Four-year-old Sun Tribe is a leader in Virginia's distributed solar market. But the state's utility-scale market is now poised to grow considerably, supported by Dominion Energy's plans for gigawatts' worth of new installations and Governor Ralph Northam's new goal of 30 percent clean energy by 2030.

Sun Tribe wants to serve that demand with more larger-scale projects than it has built in the past.

The company has seen triple-digit-percentage revenue growth each year it served the commercial market, said Devin Welch, chief strategy and development officer. Sun Tribe has grown to around 80 employees and 100 projects built or in development, he said.

To chase the utility-scale market, the firm has brought in former Coronal Energy President Danny Van Clief, who previously led HelioSage Energy, an originator and developer that Coronal bought in 2015 along with its 320-megawatt (AC) contracted pipeline.

Van Clief took the reins at the merged company but stepped away after financial backer Panasonic sold Coronal's development arm to Ørsted in May, as part of the Danish developer's recent push into U.S. onshore renewables.

Being based in Virginia as the market is set to expand "affords us an opportunity to really localize our business plan and customize it in a way that’s going to be hard to compete with," Van Clief told GTM.

The move evokes the early days at Strata Solar and Cypress Creek Renewables, which turned their local knowledge of North Carolina into a booming solar business.

Big things ahead for Virginia

The U.S. utility-scale solar market has seen significant churn of late. SunPower pulled out of utility-scale development to focus on distributed solar.
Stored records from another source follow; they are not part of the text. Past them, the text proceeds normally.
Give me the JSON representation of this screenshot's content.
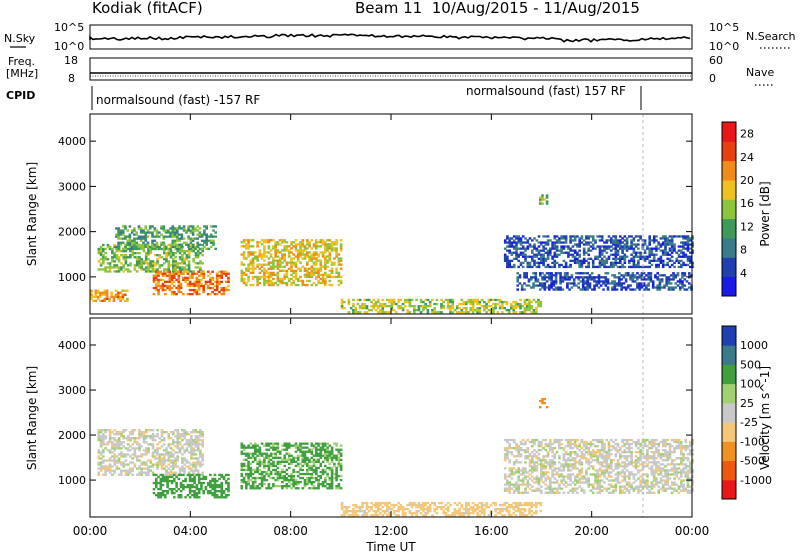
{
  "header": {
    "radar": "Kodiak (fitACF)",
    "beam_dates": "Beam 11  10/Aug/2015 - 11/Aug/2015"
  },
  "top_panels": {
    "nsky_label": "N.Sky",
    "nsky_ticks": [
      "10^5",
      "10^0"
    ],
    "nsearch_label": "N.Search",
    "nsearch_ticks": [
      "10^5",
      "10^0"
    ],
    "freq_label": "Freq.",
    "freq_unit": "[MHz]",
    "freq_ticks": [
      "18",
      "8"
    ],
    "nave_label": "Nave",
    "nave_ticks": [
      "60",
      "0"
    ],
    "cpid_label": "CPID",
    "cpid_left": "normalsound (fast) -157 RF",
    "cpid_right": "normalsound (fast) 157 RF"
  },
  "colors": {
    "power_scale": [
      "#1a1ae6",
      "#2040b0",
      "#3a7a8a",
      "#3e9a5a",
      "#8cc43c",
      "#f0c020",
      "#f08a18",
      "#e84010",
      "#e81818"
    ],
    "velocity_scale": [
      "#e81818",
      "#f05810",
      "#f09020",
      "#f5c878",
      "#c8c8c8",
      "#a0d070",
      "#40a040",
      "#3a7a8a",
      "#2040b0"
    ],
    "ground_scatter": "#b4b4b4"
  },
  "chart_data": [
    {
      "type": "heatmap",
      "panel": "power",
      "ylabel": "Slant Range [km]",
      "xlabel": "Time UT",
      "x_ticks": [
        "00:00",
        "04:00",
        "08:00",
        "12:00",
        "16:00",
        "20:00",
        "00:00"
      ],
      "xlim_hours": [
        0,
        24
      ],
      "y_ticks": [
        "1000",
        "2000",
        "3000",
        "4000"
      ],
      "ylim_km": [
        180,
        4600
      ],
      "colorbar_label": "Power [dB]",
      "colorbar_ticks": [
        "4",
        "8",
        "12",
        "16",
        "20",
        "24",
        "28"
      ],
      "colorbar_range": [
        0,
        30
      ],
      "echo_regions": [
        {
          "t": [
            0.3,
            4.5
          ],
          "r": [
            1100,
            1700
          ],
          "value": 14
        },
        {
          "t": [
            1.0,
            5.0
          ],
          "r": [
            1600,
            2100
          ],
          "value": 12
        },
        {
          "t": [
            2.5,
            5.5
          ],
          "r": [
            600,
            1100
          ],
          "value": 22
        },
        {
          "t": [
            6.0,
            10.0
          ],
          "r": [
            800,
            1800
          ],
          "value": 18
        },
        {
          "t": [
            0.0,
            1.5
          ],
          "r": [
            450,
            700
          ],
          "value": 20
        },
        {
          "t": [
            16.5,
            24.0
          ],
          "r": [
            1200,
            1900
          ],
          "value": 6
        },
        {
          "t": [
            17.0,
            24.0
          ],
          "r": [
            700,
            1100
          ],
          "value": 6
        },
        {
          "t": [
            10.0,
            18.0
          ],
          "r": [
            200,
            500
          ],
          "value": 16
        },
        {
          "t": [
            17.9,
            18.2
          ],
          "r": [
            2600,
            2800
          ],
          "value": 14
        }
      ]
    },
    {
      "type": "heatmap",
      "panel": "velocity",
      "ylabel": "Slant Range [km]",
      "xlabel": "Time UT",
      "x_ticks": [
        "00:00",
        "04:00",
        "08:00",
        "12:00",
        "16:00",
        "20:00",
        "00:00"
      ],
      "xlim_hours": [
        0,
        24
      ],
      "y_ticks": [
        "1000",
        "2000",
        "3000",
        "4000"
      ],
      "ylim_km": [
        180,
        4600
      ],
      "colorbar_label": "Velocity [m s^-1]",
      "colorbar_ticks": [
        "1000",
        "500",
        "100",
        "25",
        "-25",
        "-100",
        "-500",
        "-1000"
      ],
      "echo_regions": [
        {
          "t": [
            0.3,
            4.5
          ],
          "r": [
            1100,
            2100
          ],
          "value": 0
        },
        {
          "t": [
            2.5,
            5.5
          ],
          "r": [
            600,
            1100
          ],
          "value": 150
        },
        {
          "t": [
            6.0,
            10.0
          ],
          "r": [
            800,
            1800
          ],
          "value": 120
        },
        {
          "t": [
            16.5,
            24.0
          ],
          "r": [
            700,
            1900
          ],
          "value": 0
        },
        {
          "t": [
            10.0,
            18.0
          ],
          "r": [
            200,
            500
          ],
          "value": -60
        },
        {
          "t": [
            17.9,
            18.2
          ],
          "r": [
            2600,
            2800
          ],
          "value": -300
        }
      ]
    }
  ]
}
Cypress Creek refocused on new geographies and cut its engineering, procurement and construction (EPC) arm after growth slowed in the Carolinas. 

Still, the market is expected to continue posting strong installation figures in the years ahead, and Virginia would appear to offer more opportunity than many states.
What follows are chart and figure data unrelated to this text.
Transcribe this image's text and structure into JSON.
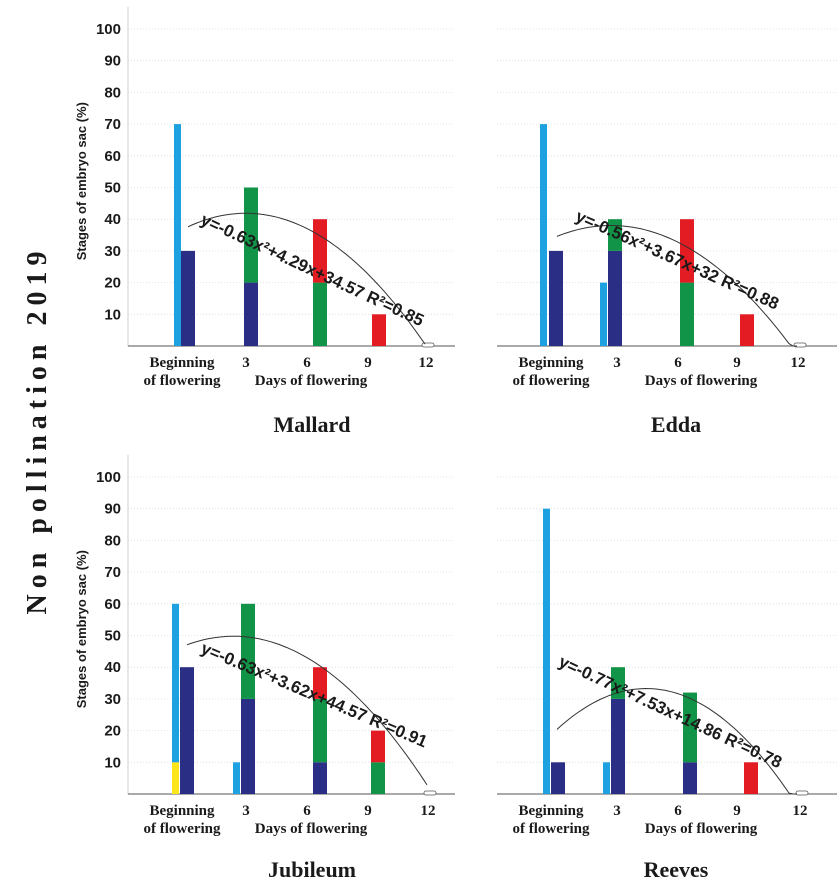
{
  "side_title": "Non pollination 2019",
  "colors": {
    "cyan": "#1ea1e0",
    "navy": "#2b2e85",
    "green": "#119447",
    "red": "#e31c24",
    "yellow": "#fce61a"
  },
  "chart_data": [
    {
      "type": "bar",
      "title": "Mallard",
      "ylabel": "Stages of embryo sac (%)",
      "xlabel": "Days of flowering",
      "categories": [
        "Beginning of flowering",
        "3",
        "6",
        "9",
        "12"
      ],
      "category_label_lines": [
        [
          "Beginning",
          "of flowering"
        ],
        [
          "3"
        ],
        [
          "6"
        ],
        [
          "9"
        ],
        [
          "12"
        ]
      ],
      "yticks": [
        10,
        20,
        30,
        40,
        50,
        60,
        70,
        80,
        90,
        100
      ],
      "ylim": [
        0,
        105
      ],
      "grid": true,
      "equation": "y=-0.63x²+4.29x+34.57 R²=0.85",
      "trend": {
        "a": -0.63,
        "b": 4.29,
        "c": 34.57,
        "r2": 0.85
      },
      "bars": [
        {
          "category": "Beginning of flowering",
          "segments": [
            {
              "color": "cyan",
              "value": 70
            }
          ]
        },
        {
          "category": "Beginning of flowering",
          "segments": [
            {
              "color": "navy",
              "value": 30
            }
          ]
        },
        {
          "category": "3",
          "segments": [
            {
              "color": "navy",
              "value": 20
            },
            {
              "color": "green",
              "value": 30
            }
          ]
        },
        {
          "category": "6",
          "segments": [
            {
              "color": "green",
              "value": 20
            },
            {
              "color": "red",
              "value": 20
            }
          ]
        },
        {
          "category": "9",
          "segments": [
            {
              "color": "red",
              "value": 10
            }
          ]
        }
      ]
    },
    {
      "type": "bar",
      "title": "Edda",
      "ylabel": "",
      "xlabel": "Days of flowering",
      "categories": [
        "Beginning of flowering",
        "3",
        "6",
        "9",
        "12"
      ],
      "category_label_lines": [
        [
          "Beginning",
          "of flowering"
        ],
        [
          "3"
        ],
        [
          "6"
        ],
        [
          "9"
        ],
        [
          "12"
        ]
      ],
      "yticks": [],
      "ylim": [
        0,
        105
      ],
      "grid": true,
      "equation": "y=-0.56x²+3.67x+32 R²=0.88",
      "trend": {
        "a": -0.56,
        "b": 3.67,
        "c": 32,
        "r2": 0.88
      },
      "bars": [
        {
          "category": "Beginning of flowering",
          "segments": [
            {
              "color": "cyan",
              "value": 70
            }
          ]
        },
        {
          "category": "Beginning of flowering",
          "segments": [
            {
              "color": "navy",
              "value": 30
            }
          ]
        },
        {
          "category": "3",
          "segments": [
            {
              "color": "cyan",
              "value": 20
            }
          ]
        },
        {
          "category": "3",
          "segments": [
            {
              "color": "navy",
              "value": 30
            },
            {
              "color": "green",
              "value": 10
            }
          ]
        },
        {
          "category": "6",
          "segments": [
            {
              "color": "green",
              "value": 20
            },
            {
              "color": "red",
              "value": 20
            }
          ]
        },
        {
          "category": "9",
          "segments": [
            {
              "color": "red",
              "value": 10
            }
          ]
        }
      ]
    },
    {
      "type": "bar",
      "title": "Jubileum",
      "ylabel": "Stages of embryo sac (%)",
      "xlabel": "Days of flowering",
      "categories": [
        "Beginning of flowering",
        "3",
        "6",
        "9",
        "12"
      ],
      "category_label_lines": [
        [
          "Beginning",
          "of flowering"
        ],
        [
          "3"
        ],
        [
          "6"
        ],
        [
          "9"
        ],
        [
          "12"
        ]
      ],
      "yticks": [
        10,
        20,
        30,
        40,
        50,
        60,
        70,
        80,
        90,
        100
      ],
      "ylim": [
        0,
        105
      ],
      "grid": true,
      "equation": "y=-0.63x²+3.62x+44.57 R²=0.91",
      "trend": {
        "a": -0.63,
        "b": 3.62,
        "c": 44.57,
        "r2": 0.91
      },
      "bars": [
        {
          "category": "Beginning of flowering",
          "segments": [
            {
              "color": "yellow",
              "value": 10
            },
            {
              "color": "cyan",
              "value": 50
            }
          ]
        },
        {
          "category": "Beginning of flowering",
          "segments": [
            {
              "color": "navy",
              "value": 40
            }
          ]
        },
        {
          "category": "3",
          "segments": [
            {
              "color": "cyan",
              "value": 10
            }
          ]
        },
        {
          "category": "3",
          "segments": [
            {
              "color": "navy",
              "value": 30
            },
            {
              "color": "green",
              "value": 30
            }
          ]
        },
        {
          "category": "6",
          "segments": [
            {
              "color": "navy",
              "value": 10
            },
            {
              "color": "green",
              "value": 20
            },
            {
              "color": "red",
              "value": 10
            }
          ]
        },
        {
          "category": "9",
          "segments": [
            {
              "color": "green",
              "value": 10
            },
            {
              "color": "red",
              "value": 10
            }
          ]
        }
      ]
    },
    {
      "type": "bar",
      "title": "Reeves",
      "ylabel": "",
      "xlabel": "Days of flowering",
      "categories": [
        "Beginning of flowering",
        "3",
        "6",
        "9",
        "12"
      ],
      "category_label_lines": [
        [
          "Beginning",
          "of flowering"
        ],
        [
          "3"
        ],
        [
          "6"
        ],
        [
          "9"
        ],
        [
          "12"
        ]
      ],
      "yticks": [],
      "ylim": [
        0,
        105
      ],
      "grid": true,
      "equation": "y=-0.77x²+7.53x+14.86 R²=0.78",
      "trend": {
        "a": -0.77,
        "b": 7.53,
        "c": 14.86,
        "r2": 0.78
      },
      "bars": [
        {
          "category": "Beginning of flowering",
          "segments": [
            {
              "color": "cyan",
              "value": 90
            }
          ]
        },
        {
          "category": "Beginning of flowering",
          "segments": [
            {
              "color": "navy",
              "value": 10
            }
          ]
        },
        {
          "category": "3",
          "segments": [
            {
              "color": "cyan",
              "value": 10
            }
          ]
        },
        {
          "category": "3",
          "segments": [
            {
              "color": "navy",
              "value": 30
            },
            {
              "color": "green",
              "value": 10
            }
          ]
        },
        {
          "category": "6",
          "segments": [
            {
              "color": "navy",
              "value": 10
            },
            {
              "color": "green",
              "value": 22
            }
          ]
        },
        {
          "category": "9",
          "segments": [
            {
              "color": "red",
              "value": 10
            }
          ]
        }
      ]
    }
  ]
}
Virginia currently ranks 18th in installed capacity, with 690 megawatts (DC) of operating capacity providing just 1 percent of the state's electricity, according to the Solar Energy Industries Association. But it's ranked seventh in expected deployments over the next five years.

The Virginia market draws strength from three key factors, said Colin Smith, senior analyst for utility-scale solar at Wood Mackenzie Power & Renewables.
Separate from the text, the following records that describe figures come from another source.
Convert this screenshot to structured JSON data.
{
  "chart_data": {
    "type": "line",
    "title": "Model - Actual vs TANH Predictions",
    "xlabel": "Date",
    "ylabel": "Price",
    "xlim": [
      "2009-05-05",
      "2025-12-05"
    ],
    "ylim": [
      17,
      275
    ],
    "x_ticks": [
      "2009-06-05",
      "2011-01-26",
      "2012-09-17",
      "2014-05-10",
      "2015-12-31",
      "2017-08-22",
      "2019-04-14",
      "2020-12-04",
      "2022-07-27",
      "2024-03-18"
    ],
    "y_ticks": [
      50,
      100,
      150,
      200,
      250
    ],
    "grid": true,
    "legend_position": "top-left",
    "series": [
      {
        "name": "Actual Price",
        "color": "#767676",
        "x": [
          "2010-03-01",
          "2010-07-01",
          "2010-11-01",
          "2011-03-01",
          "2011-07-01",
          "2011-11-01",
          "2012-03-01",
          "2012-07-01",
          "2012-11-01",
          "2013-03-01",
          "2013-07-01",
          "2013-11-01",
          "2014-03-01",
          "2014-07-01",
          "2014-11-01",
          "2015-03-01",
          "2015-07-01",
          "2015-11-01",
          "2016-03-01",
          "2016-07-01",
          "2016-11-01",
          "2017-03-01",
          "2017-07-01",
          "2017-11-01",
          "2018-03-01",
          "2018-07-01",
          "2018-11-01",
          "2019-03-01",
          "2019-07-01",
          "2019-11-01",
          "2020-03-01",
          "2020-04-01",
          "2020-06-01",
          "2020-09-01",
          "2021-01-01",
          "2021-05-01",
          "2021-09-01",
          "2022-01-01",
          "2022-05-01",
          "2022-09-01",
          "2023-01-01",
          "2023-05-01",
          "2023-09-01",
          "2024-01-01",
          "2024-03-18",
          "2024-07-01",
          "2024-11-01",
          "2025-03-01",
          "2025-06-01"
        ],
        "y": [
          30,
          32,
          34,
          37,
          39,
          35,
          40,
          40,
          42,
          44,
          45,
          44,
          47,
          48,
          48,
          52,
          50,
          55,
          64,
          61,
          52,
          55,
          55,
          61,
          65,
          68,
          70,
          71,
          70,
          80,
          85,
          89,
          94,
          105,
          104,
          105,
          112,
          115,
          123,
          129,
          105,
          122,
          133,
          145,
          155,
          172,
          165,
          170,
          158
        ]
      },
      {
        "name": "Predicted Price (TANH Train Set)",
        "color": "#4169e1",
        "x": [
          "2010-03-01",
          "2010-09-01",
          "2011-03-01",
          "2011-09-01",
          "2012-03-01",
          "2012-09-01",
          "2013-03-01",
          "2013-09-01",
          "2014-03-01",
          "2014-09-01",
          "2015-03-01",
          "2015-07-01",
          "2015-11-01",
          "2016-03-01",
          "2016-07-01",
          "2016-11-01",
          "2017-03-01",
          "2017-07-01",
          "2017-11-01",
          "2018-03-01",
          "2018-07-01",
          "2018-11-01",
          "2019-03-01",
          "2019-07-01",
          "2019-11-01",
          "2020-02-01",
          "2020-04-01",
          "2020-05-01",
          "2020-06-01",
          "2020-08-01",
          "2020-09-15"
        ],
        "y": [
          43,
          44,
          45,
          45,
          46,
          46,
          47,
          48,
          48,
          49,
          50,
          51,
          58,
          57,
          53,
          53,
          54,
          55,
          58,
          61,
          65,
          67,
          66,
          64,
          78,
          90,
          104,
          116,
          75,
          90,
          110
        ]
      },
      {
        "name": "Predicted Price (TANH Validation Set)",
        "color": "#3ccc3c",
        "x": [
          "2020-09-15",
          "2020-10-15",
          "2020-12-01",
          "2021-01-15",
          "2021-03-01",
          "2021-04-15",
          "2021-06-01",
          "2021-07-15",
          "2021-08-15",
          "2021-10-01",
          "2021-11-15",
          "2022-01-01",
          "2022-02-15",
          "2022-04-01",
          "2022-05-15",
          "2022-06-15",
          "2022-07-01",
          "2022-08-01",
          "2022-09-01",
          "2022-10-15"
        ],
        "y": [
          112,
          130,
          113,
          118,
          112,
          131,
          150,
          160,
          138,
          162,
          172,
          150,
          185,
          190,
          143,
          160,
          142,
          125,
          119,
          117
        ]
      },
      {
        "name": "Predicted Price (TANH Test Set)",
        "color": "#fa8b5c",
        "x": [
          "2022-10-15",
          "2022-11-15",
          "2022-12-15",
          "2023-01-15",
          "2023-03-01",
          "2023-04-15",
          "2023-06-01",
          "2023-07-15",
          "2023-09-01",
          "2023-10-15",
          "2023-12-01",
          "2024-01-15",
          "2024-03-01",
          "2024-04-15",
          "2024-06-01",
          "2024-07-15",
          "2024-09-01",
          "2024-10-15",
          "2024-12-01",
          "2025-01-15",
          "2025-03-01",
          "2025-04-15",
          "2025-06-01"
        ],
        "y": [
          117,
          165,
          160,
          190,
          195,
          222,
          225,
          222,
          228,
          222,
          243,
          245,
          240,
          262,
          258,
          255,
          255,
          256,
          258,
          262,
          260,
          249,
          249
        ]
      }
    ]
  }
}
First, Dominion Energy, its largest vertically integrated utility, is calling for upward of 5 gigawatts over the next 25 years in its long-range plans. The state is a hotbed for data center construction, which brings powerful corporate customers eager for clean power.

And Virginia connects to the PJM grid, meaning that corporate offtake deals can build in merchant revenue for the period after their contracts expire. "Some of these corporate deals might not be happening if Virginia wasn’t connected to a wholesale power market," Smith said. "It enables more opportunities."

Unlike a pure-play developer, Van Clief's team will sit in the same Charlottesville office as Sun Tribe's engineering and construction crew. Though the company currently is not planning to construct its own utility-scale plants, that expertise will be valuable in development strategy, Welch said.

“The EPC function is very concerned with the details of how to actually deploy solar onsite," he said. "We’ll be able to embed quality into our projects earlier. There are important feedback loops between early-stage development decisions and downstream construction.”

The big question for the industry now is what comes from Northam's September executive order, which calls for decarbonizing the state's grid by 2050. The order also calls on Dominion to fully develop its offshore wind zone by 2026; the utility is planning a 2.6-gigawatt behemoth to be completed that year. 

But more specific and binding requirements still have to go through the legislature, which has shown an interest in grid modernization in recent years. It passed the Grid Transformation and Security Act in 2018, which called for more demand-side management, energy storage and renewables. Following that law, Dominion finalized four grid storage pilot projects it will test for five years, potentially leading to more storage investment.

"The policy has to translate into actionable legislation if you want to connect the dots from that announcement to what the market’s going to do,” Van Clief said of the executive order.